I started slow - jogged for over a mile to get warmed up. Then I increased the pace (may be up to 8.5 to 9 minutes a mile), and stayed at that pace for a long time. I was feeling happy that my stamina hadn't got lowered despite not having run in months. I thanked myself for having stayed active through other means, viz. Hapkido and Surya Namaskar. 100 miles in 10 days didn't seem impossible now. Despite having not run regularly in months, it seemed like I was better prepared this time than last year.
Things changed somewhere around the 5th or 6th mile when I started feeling pain in the outer side of my left knee. I stretched a bit and continued running. When the pain started getting worse, I alternated between walking and running. But the pain wouldn't stop, and only worsened. I realized I had to stop - the pain was not unbearable, but I knew if I didn't stop I would aggravate the injury. Now in the evening, it seems I should have stopped running earlier, because the pain is pretty bad now. As if it was not foolish enough for me to take up a stupid goal, I did one more stupid thing by not stopping on time today. But sometimes two stupid things, sort of, cancel each other out and make up for an intelligent decision.

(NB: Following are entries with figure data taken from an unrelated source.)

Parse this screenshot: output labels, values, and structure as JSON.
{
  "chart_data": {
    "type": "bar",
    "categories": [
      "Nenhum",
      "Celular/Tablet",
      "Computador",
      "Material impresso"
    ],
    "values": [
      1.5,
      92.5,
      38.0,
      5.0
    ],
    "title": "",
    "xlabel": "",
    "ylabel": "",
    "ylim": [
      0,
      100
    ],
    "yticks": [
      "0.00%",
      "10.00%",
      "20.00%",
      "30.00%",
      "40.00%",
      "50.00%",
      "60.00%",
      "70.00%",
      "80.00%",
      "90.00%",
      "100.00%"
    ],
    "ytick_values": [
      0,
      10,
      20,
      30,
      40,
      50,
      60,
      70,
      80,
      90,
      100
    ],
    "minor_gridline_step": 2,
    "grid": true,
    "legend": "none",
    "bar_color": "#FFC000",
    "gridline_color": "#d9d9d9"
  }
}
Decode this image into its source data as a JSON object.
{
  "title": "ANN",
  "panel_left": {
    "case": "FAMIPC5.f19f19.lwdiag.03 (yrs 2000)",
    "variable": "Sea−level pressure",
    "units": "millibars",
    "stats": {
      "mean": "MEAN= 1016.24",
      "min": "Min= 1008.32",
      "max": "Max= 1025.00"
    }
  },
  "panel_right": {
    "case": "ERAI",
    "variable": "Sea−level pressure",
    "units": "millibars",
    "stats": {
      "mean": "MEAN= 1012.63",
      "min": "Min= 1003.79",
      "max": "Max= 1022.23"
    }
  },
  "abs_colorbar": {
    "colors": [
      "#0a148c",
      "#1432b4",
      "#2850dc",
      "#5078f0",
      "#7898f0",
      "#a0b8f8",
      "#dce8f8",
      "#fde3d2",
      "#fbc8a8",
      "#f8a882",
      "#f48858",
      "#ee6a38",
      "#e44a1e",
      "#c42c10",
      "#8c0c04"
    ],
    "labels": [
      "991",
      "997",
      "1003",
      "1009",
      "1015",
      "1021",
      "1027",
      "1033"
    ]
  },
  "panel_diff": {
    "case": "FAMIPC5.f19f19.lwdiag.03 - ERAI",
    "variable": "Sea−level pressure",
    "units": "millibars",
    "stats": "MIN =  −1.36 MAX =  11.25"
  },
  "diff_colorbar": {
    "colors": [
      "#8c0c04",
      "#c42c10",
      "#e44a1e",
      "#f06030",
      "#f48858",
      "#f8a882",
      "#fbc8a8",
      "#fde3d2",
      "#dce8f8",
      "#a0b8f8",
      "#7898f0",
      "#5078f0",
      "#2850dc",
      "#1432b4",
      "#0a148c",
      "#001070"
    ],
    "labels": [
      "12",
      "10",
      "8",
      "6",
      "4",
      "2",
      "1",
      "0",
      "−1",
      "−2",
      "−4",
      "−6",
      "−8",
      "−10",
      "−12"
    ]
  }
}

I am deciding to give up on the goal of covering 100 miles in the last 10 days of 2008. I have no regrets or shame for having given up the goal. I may be able to push myself to run on a sore knee, but that would only lead to a bigger injury, and may cause serious problems. That said, I wonder how I managed to run the 100 kilometers that I did last year in the last 10 days of 2007. I remember having very bad pains in my leg last year as well, but somehow I had succeeded in keeping myself going. Don't know if I should be called weaker or saner now, but I have no regrets giving up on my goal.

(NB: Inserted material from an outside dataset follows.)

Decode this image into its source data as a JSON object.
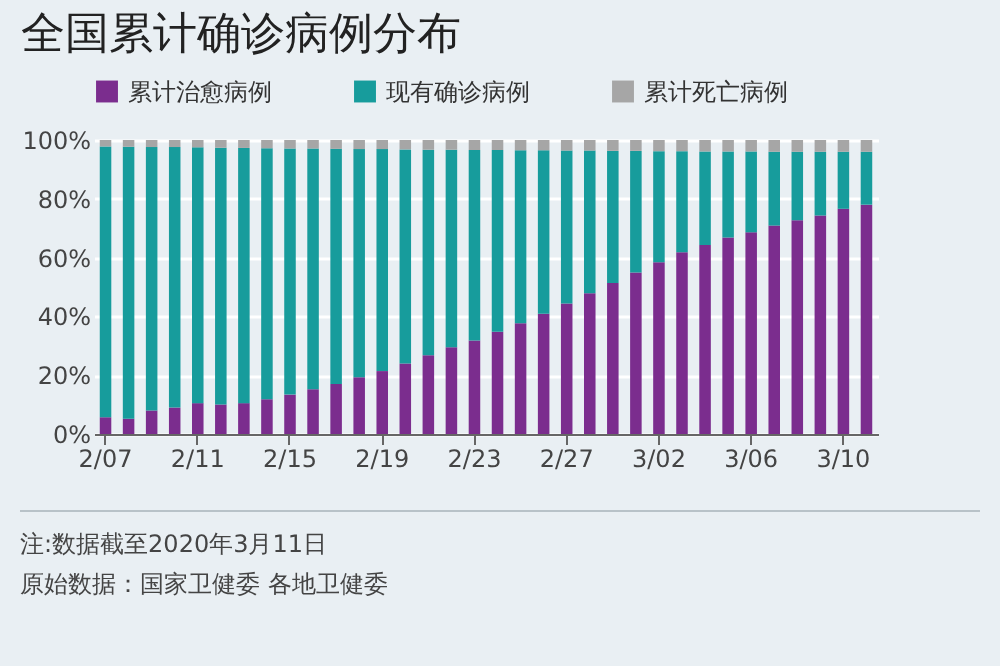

I'm not giving up on the goal completely; I'll surely try the 100 miles in 10 days again, but later when I am better trained. When the body is well trained for long distance running, tissues and muscles in the body get used to withstand the repetitive stress that come from such running. I realize that it surely is very stupid to attempt difficult goals without having invested the time getting ready for the challenge. Occasionally, it might be worthwhile taking up challenges for which one is not ready, but that surely isn't the case this time for me. I guess I'll do my "100 miles in 10 days" run when I have somebody in my life who is there to receive me at the end of each run with welcoming arms.